Apesar de o número de episódios continuar a rondar a média das duas centenas, e de continuarem a ter a duração de cerca de um ano, a verdade é que as telenovelas nacionais parecem estar mais rápidas, o que, a avaliar pelos elevados índices de audiências, parece captar cada vez mais a atenção dos portugueses.

Rui Vilhena, autor da novela da SIC – “Olhos nos olhos” -, confessa que muitos dos seus trabalhos são inspirados no quotidiano, na actualidade, e em séries norte- -americanas. O guionista nacional, que se considera um “autor urbano contemporâneo”, baseia muitas vezes os seus personagens em temas do dia-a-dia. Em “Olhos nos olhos”, a grávida Isabel (Marisa Cruz), que vivia uma “vida dupla”, ou Bernardo (Pedro Granger), um gay assumido, são exemplos em que o autor aproveitou problemas actuais da sociedade e os aplicou à ficção.

Rui Vilhena acredita que, hoje em dia, “as pessoas já não têm paciência para seguir uma novela que se arraste por muito tempo”, como tal, faz com que as suas tramas se “alimentem das séries americanas, no que diz respeito à parte técnica do guião, linguagem e estrutura, para tornar as histórias mais rápidas e interessantes”.

Um dos antigos êxitos do autor, a novela “Ninguém como tu”, alimentou-se de séries como “Sete palmos de terra”, bem como o recente êxito da TVI, que tem Paulo Pires como protagonista, “bebeu da estrutura da série “Irmãos e irmãs” .

Para o futuro da ficção nacional em Portugal, Rui Vilhena é bastante optimista considerando que ” actualmente, o produto nacional não fica a dever nada à qualidade do produto estrangeiro, quer seja em termos de figurino, quer em termos de efeitos especiais”.

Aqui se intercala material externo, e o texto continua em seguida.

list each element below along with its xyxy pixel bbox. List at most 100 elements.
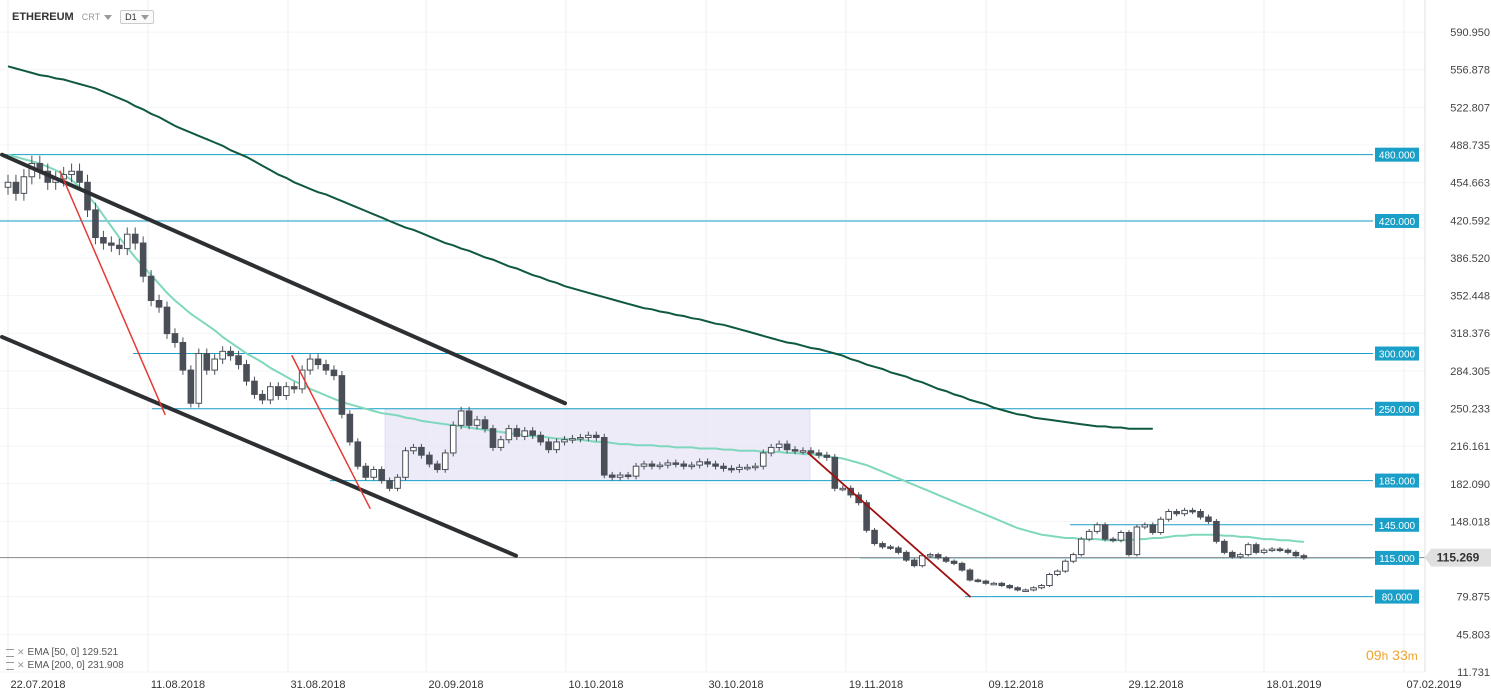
x-tick-label: 07.02.2019 bbox=[1406, 679, 1461, 691]
candle-body bbox=[378, 469, 385, 482]
trend-line-dark-red[interactable] bbox=[807, 452, 971, 598]
candle-body bbox=[116, 244, 123, 250]
x-axis: 22.07.2018 11.08.2018 31.08.2018 20.09.2018… bbox=[10, 679, 1461, 691]
candle-body bbox=[767, 446, 775, 454]
candle-body bbox=[823, 454, 831, 458]
candle-body bbox=[1252, 544, 1260, 553]
symbol-label[interactable]: ETHEREUM bbox=[12, 11, 74, 23]
candle-body bbox=[1141, 524, 1149, 528]
candle-body bbox=[1101, 524, 1109, 540]
candle-body bbox=[926, 554, 934, 557]
candle-body bbox=[1117, 532, 1125, 541]
candle-body bbox=[338, 375, 346, 415]
candle-body bbox=[426, 454, 433, 465]
trendlines[interactable] bbox=[0, 152, 971, 598]
level-tag bbox=[1375, 346, 1419, 361]
timeframe-select[interactable]: D1 bbox=[120, 10, 154, 24]
y-tick-label: 284.305 bbox=[1450, 366, 1490, 378]
candle-body bbox=[839, 487, 847, 491]
candle-body bbox=[12, 181, 20, 194]
horizontal-levels[interactable] bbox=[0, 154, 1425, 598]
candle-body bbox=[155, 299, 163, 308]
channel-upper-line[interactable] bbox=[0, 152, 567, 406]
chart-type-select[interactable]: CRT bbox=[81, 12, 113, 22]
candle-body bbox=[394, 476, 401, 489]
candle-body bbox=[259, 393, 266, 401]
y-tick-label: 420.592 bbox=[1450, 215, 1490, 227]
candle-body bbox=[235, 355, 242, 366]
indicator-legend: ✕ EMA [50, 0] 129.521 ✕ EMA [200, 0] 231… bbox=[6, 646, 124, 672]
candle-body bbox=[1229, 551, 1236, 558]
candle-body bbox=[791, 449, 799, 452]
candle-body bbox=[903, 551, 910, 561]
candle-body bbox=[918, 555, 926, 567]
x-tick-label: 20.09.2018 bbox=[428, 679, 483, 691]
y-tick-label: 352.448 bbox=[1450, 291, 1490, 303]
candle-body bbox=[783, 443, 791, 451]
candle-body bbox=[752, 465, 759, 469]
trend-line-red[interactable] bbox=[59, 170, 166, 416]
chart-toolbar: ETHEREUM CRT D1 bbox=[12, 10, 154, 24]
candle-body bbox=[863, 502, 870, 531]
channel-lower-line[interactable] bbox=[0, 334, 518, 558]
settings-icon[interactable] bbox=[6, 661, 14, 670]
close-icon[interactable]: ✕ bbox=[17, 647, 25, 657]
candle-body bbox=[1085, 530, 1093, 540]
y-tick-label: 318.376 bbox=[1450, 328, 1490, 340]
candle-body bbox=[632, 465, 640, 477]
candle-body bbox=[775, 443, 783, 448]
candle-body bbox=[608, 474, 616, 478]
close-icon[interactable]: ✕ bbox=[17, 660, 25, 670]
candle-body bbox=[640, 463, 648, 467]
candle-body bbox=[497, 439, 505, 448]
candle-body bbox=[934, 554, 942, 559]
timer-minutes: 33 bbox=[1392, 647, 1408, 663]
candle-body bbox=[1268, 548, 1276, 552]
x-tick-label: 09.12.2018 bbox=[988, 679, 1043, 691]
level-tag-label: 420.000 bbox=[1379, 217, 1416, 228]
timer-hours-unit: h bbox=[1381, 649, 1389, 663]
y-axis: 590.950 556.878 522.807 488.735 454.663 420.5… bbox=[1424, 0, 1490, 679]
legend-item-ema50[interactable]: ✕ EMA [50, 0] 129.521 bbox=[6, 646, 124, 659]
candle-body bbox=[20, 176, 28, 194]
candle-body bbox=[465, 410, 473, 426]
legend-item-ema200[interactable]: ✕ EMA [200, 0] 231.908 bbox=[6, 659, 124, 672]
candle-body bbox=[990, 582, 998, 586]
candle-body bbox=[624, 474, 632, 478]
candle-body bbox=[92, 209, 99, 239]
chevron-down-icon bbox=[140, 14, 149, 20]
candle-body bbox=[1260, 549, 1268, 553]
level-tag bbox=[1375, 473, 1419, 488]
candle-body bbox=[306, 358, 314, 371]
timer-minutes-unit: m bbox=[1407, 649, 1418, 663]
candle-body bbox=[139, 242, 147, 277]
candle-body bbox=[1213, 520, 1220, 542]
trend-line-red[interactable] bbox=[291, 354, 371, 509]
level-tag-label: 145.000 bbox=[1379, 521, 1416, 532]
candle-body bbox=[1181, 509, 1188, 515]
level-tag bbox=[1375, 147, 1419, 162]
y-tick-label: 148.018 bbox=[1450, 516, 1490, 528]
level-tag-label: 480.000 bbox=[1379, 151, 1416, 162]
candle-body bbox=[958, 562, 966, 571]
candle-body bbox=[1006, 585, 1014, 589]
candle-body bbox=[545, 441, 552, 451]
candle-body bbox=[1093, 524, 1101, 532]
candle-body bbox=[704, 461, 711, 465]
chart-type-label: CRT bbox=[81, 12, 101, 22]
y-tick-label: 488.735 bbox=[1450, 140, 1490, 152]
candle-body bbox=[887, 546, 894, 549]
candles bbox=[4, 155, 1308, 592]
candle-body bbox=[330, 369, 338, 377]
candle-body bbox=[744, 466, 751, 470]
candle-body bbox=[84, 181, 91, 211]
candle-body bbox=[879, 543, 886, 548]
settings-icon[interactable] bbox=[6, 648, 14, 657]
candle-body bbox=[585, 434, 592, 438]
candle-body bbox=[553, 441, 560, 451]
x-tick-label: 31.08.2018 bbox=[290, 679, 345, 691]
candle-body bbox=[950, 560, 958, 564]
candle-body bbox=[1125, 532, 1133, 556]
level-tag bbox=[1375, 550, 1419, 565]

O autor de “Podia acabar o Mundo”, em exibição na SIC, Manuel Arouca, aplica, igualmente, aos seus guiões, casos que presencia no seu quotidiano. “A personagem Mercedes (Adelaide Ferreira) nasceu de uma situação que apanhei num supermercado de uma senhora que estava a tratar de uma forma exagerada e exuberante a pessoa que lhe estava a arranjar a carne”.

O autor, que ultimamente se tem inspirado, “ao nível da narrativa, em séries como “Prision break” e “Lost”, defende o “encurtamento das novelas nacionais” para que estas “continuem de pedra e cal como tem vindo a acontecer”.

Maria João Mira, uma das autoras de “Flor do mar”, que hoje estreia na TVI, considera ainda que as telenovelas nacionais “continuarão a aevoluir de uma forma positiva, sempre respeitando o mercado e as opções estratégicas, uma vez que são as audiências que determinam as novelas”.

A autora de êxitos como “Fala–me de amor” e “Ilha dos amores” vê, desde sempre, em “Sete palmos de terra” a sua fonte de inspiração . Apesar de não ter referido nenhum personagem em particular, revelou um pouco do enredo de “Flor do mar”, que “vai andar em torno de lutas familiares, entre irmãos, pela terra”, confessando apenas que a sua inspiração vem de tudo o que lê e vê. A guionista entende a novela “cada vez mais como um espelho da vida, não esquecendo o factor lúdico, de entretenimento”.

Maria João Mira, que considera a sua profissão “muito absorvente” por se tratar de uma ocupação a tempo inteiro, que mesmo não tendo horário fixo é condicionada pela inspiração e prazos temporais, afirma convicta que “as pessoas cada vez mais gostam de suspense, mistério e, sobretudo, de ver a história a desenvolver-se”.